Sterling: Optimization names the procedure. It does not name what persists. The procedure could have produced accurate reservoirs whose internal signs were arbitrary, with the readout absorbing the interpretation. The reported result is stronger. The recurrent substrate itself carries the E-I sign relation for three of four interaction types. That is the relevant physical fact.
Tanaka: But this is a simulated reservoir. No biological material is retaining a trace.
Sterling: Material Memory is not restricted to carbon tissue. It concerns substrates whose states are modified by repeated signals and whose later responses are biased by those modifications. A recurrent graph with retained edges, gains, and node roles satisfies that condition.
Tanaka: The I-to-I term argues against direct memory. It is absent in the Wilson-Cowan equations.

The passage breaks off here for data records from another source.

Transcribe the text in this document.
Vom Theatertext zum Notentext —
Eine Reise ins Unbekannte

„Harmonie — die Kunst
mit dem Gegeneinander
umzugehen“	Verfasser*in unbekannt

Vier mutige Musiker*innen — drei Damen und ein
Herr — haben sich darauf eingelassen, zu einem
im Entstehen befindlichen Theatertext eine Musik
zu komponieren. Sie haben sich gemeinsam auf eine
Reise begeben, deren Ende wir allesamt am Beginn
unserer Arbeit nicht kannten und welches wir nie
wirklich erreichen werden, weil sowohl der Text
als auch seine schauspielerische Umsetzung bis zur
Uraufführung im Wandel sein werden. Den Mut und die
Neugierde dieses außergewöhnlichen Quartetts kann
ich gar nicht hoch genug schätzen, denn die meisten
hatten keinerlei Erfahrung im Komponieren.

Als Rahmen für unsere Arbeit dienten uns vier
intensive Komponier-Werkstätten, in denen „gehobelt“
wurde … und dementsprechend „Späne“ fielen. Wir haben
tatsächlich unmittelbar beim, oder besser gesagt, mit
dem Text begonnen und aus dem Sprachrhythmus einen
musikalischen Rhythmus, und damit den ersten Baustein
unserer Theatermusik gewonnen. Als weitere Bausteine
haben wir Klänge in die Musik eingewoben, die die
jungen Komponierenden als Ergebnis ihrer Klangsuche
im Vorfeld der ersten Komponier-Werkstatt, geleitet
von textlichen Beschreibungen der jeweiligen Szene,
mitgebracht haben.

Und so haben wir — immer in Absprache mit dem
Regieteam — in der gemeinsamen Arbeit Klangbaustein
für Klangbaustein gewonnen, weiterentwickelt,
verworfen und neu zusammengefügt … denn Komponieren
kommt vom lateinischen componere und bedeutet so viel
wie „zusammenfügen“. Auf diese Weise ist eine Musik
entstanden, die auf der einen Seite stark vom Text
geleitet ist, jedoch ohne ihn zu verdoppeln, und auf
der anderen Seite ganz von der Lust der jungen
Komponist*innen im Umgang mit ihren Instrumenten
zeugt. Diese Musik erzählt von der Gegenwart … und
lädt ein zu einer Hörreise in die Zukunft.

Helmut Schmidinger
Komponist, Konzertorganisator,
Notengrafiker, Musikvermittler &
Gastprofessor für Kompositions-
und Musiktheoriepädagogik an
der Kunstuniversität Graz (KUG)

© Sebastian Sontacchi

Sterling: It argues against literal copying. It supports memory of dynamics. The reservoir stores the response geometry, including stabilization pressure implicit in the trajectories. A memory trace can preserve the operational demand better than the symbolic parameter list.
Discussion
This reading buys a sharper account of interpretability. The source shows that a performance-evolved reservoir can become structurally meaningful. Pudding Theory explains why the meaning resides in the substrate rather than only in the readout. Repeated exposure to a coherent dynamical family leaves a trace that constrains future response. That trace appears at the population level as sign organization and at the node level as specialization.
The limitation is that the present source uses synthetic Wilson-Cowan data. The target system is known, and the sign matrix can be checked. Experimental neural data would be harder. There, the claim would require comparing learned traces against independently measured circuit constraints or perturbation responses.
The conclusion would change if equally accurate reservoirs consistently failed to retain population-level E-I signs. It would also change if the sign structure appeared before exposure or under unrelated training signals. In that case, the graph would not be carrying a Wilson-Cowan trace. It would be expressing an architectural bias. The present result points the other way: history becomes structure, and structure becomes future bias.
References
1. Manish Yadav, “Emergent E-I Structure in Performance-Evolved Reservoir Networks of Neuronal Population Dynamics,” arXiv:2603.13635, DOI: doi:10.48550/arxiv.2603.13635, 2026.
2. S. Ochs, “Pudding Theory: A Topological Theory of Information Fields,” QBist Lab Working Paper, 2026.
3. H. R. Wilson and J. D. Cowan, “Excitatory and inhibitory interactions in localized populations of model neurons,” Biophysical Journal 12, 1-24, 1972.
4. H. Jaeger, “The ‘echo state’ approach to analysing and training recurrent neural networks,” GMD Report 148, 2001.
5. W. Maass, T. Natschlager, and H. Markram, “Real-time computing without stable states: A new framework for neural computation based on perturbations,” Neural Computation 14, 2531-2560, 2002.
6. M. Yadav, S. Sinha, and M. Stender, “Evolution beats random chance: Performance-dependent network evolution for enhanced computational capacity,” Physical Review E 111, 014320, 2025.
7. R. Tremblay, S. Lee, and B. Rudy, “Gabaergic interneurons in the neocortex: From cellular properties to circuits,” Neuron 91, 260-292, 2016.